White House spokesperson Davis Ingle, responding via email, said: “Everything President Trump does is in the best interest of the American people. That includes rolling back harmful DEI agendas, deporting dangerous criminal illegal aliens from American communities, or ensuring we are being honest about our country’s great history.”
Civil rights advocates respond
Maya Wiley, president and CEO of the Leadership Conference on Civil and Human Rights — one of the nation’s oldest and largest civil rights coalitions — said King’s words “ring more true today.”
“We’re at a period in our history where we literally have a regime actively working to erase the Civil Rights movement,” Wiley said. “This has been an administration dismantling intentionally and with ideological fervor every advancement we have made since the Civil War.”
Wiley also recalled that King warned the prospect of war abroad undermined the “beloved community” and diverted resources from domestic needs. The Trump administration has engaged in military strikes on alleged drug-smuggling boats and conducted a surprise capture of Venezuela’s president earlier this month, she noted.
King’s call for nonviolence and inward reflection
Bernice King said she does not know exactly what her father would make of the United States today, nearly six decades after his assassination.

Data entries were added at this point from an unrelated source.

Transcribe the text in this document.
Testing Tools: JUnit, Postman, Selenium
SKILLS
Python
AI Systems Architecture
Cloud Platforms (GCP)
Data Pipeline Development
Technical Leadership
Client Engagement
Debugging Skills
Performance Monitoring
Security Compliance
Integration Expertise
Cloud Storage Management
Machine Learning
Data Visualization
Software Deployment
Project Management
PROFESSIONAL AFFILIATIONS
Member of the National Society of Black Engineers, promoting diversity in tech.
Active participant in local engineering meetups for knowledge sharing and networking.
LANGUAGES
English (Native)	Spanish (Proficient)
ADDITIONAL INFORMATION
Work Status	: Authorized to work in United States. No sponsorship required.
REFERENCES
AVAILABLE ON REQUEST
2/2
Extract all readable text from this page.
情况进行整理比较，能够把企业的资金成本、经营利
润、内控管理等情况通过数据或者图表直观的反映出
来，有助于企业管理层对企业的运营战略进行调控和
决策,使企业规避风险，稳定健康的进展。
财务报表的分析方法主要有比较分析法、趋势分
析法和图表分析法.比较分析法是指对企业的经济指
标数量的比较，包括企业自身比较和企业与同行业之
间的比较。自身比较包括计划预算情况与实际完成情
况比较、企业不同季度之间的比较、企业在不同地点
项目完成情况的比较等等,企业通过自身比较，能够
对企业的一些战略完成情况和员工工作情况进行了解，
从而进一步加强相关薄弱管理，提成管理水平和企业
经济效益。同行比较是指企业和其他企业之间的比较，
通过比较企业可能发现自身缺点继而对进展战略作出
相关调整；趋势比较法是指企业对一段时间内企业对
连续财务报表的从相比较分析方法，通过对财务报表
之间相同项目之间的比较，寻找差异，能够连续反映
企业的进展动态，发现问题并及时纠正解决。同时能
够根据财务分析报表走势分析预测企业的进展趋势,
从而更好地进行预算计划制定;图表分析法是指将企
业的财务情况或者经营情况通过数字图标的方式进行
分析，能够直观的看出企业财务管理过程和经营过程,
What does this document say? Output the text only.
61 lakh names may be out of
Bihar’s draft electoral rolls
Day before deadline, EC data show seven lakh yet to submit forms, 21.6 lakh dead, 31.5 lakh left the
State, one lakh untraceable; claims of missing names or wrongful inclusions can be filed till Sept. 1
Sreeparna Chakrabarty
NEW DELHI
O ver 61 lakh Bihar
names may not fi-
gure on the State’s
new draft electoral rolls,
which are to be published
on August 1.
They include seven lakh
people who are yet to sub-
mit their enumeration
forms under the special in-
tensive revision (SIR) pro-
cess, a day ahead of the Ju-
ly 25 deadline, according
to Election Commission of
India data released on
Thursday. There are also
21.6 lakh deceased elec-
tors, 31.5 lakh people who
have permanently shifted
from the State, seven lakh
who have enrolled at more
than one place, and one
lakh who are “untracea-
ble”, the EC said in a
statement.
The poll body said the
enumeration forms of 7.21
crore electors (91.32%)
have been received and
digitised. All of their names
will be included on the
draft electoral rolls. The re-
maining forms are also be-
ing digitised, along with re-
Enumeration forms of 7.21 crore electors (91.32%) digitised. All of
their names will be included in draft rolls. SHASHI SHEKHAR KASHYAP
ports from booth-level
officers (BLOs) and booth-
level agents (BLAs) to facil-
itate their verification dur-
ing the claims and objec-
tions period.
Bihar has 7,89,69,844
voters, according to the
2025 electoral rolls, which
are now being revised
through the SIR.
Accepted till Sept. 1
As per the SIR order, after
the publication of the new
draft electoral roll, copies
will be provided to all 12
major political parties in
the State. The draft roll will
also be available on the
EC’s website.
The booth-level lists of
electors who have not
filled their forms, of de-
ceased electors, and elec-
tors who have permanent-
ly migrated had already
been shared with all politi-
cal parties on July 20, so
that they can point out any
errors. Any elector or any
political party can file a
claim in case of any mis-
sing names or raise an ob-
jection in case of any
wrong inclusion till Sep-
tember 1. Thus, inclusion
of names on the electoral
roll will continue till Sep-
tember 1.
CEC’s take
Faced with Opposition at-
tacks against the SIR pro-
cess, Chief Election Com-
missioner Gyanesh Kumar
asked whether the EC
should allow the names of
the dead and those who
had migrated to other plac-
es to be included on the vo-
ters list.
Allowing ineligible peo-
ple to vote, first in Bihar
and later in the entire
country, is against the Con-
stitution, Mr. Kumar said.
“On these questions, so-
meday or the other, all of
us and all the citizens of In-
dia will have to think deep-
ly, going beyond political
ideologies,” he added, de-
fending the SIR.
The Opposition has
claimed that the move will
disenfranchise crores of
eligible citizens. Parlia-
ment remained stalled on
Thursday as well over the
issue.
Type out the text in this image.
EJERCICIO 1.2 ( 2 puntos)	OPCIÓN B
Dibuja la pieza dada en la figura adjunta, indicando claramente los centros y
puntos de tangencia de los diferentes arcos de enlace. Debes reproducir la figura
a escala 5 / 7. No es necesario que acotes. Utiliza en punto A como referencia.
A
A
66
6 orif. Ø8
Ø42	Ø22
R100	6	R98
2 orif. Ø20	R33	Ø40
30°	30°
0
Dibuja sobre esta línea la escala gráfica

“He’s not here. It’s a different world,” she said. “But what I can say is his teachings transcend time and he taught us, I think, the way to address injustice through his nonviolent philosophy and methodology.”
She said nonviolence should be embraced not only by those who protest against perceived injustices but also by immigration agents and other law enforcement officers. The King Center previously developed a nonviolence curriculum and now plans to redevelop it to help officers carry out their duties while respecting the humanity of those they encounter, she said.
Even amid the current climate, King said the nation has “made so much progress.” The civil rights movement her parents helped lead brought people with sensitivity and compassion into mainstream politics, she said. Efforts to reverse that progress face a deep structural reality, she added: “The inevitability is we’re so far into our diversity you can’t put that back in a box.”
King urged those observing the holiday to direct attention inward rather than outward.
“I think we spend a lot of time looking at everybody else and what everybody else is not doing or doing, and we’re looking out the window at all the problems of the world and talking about how bad they are and we don’t spend a lot of time on ourselves personally,” she said.
She endorsed participation in service projects, saying they foster connection and sensitize people to the struggles of others. She asked supporters to also consider what they might do over the coming year to advance her father’s teachings.
“I think we have the opportunity to use this as a measuring point from year to year in terms of what we’re doing to move our society in a more just, humane, equitable and peaceful way,” she said.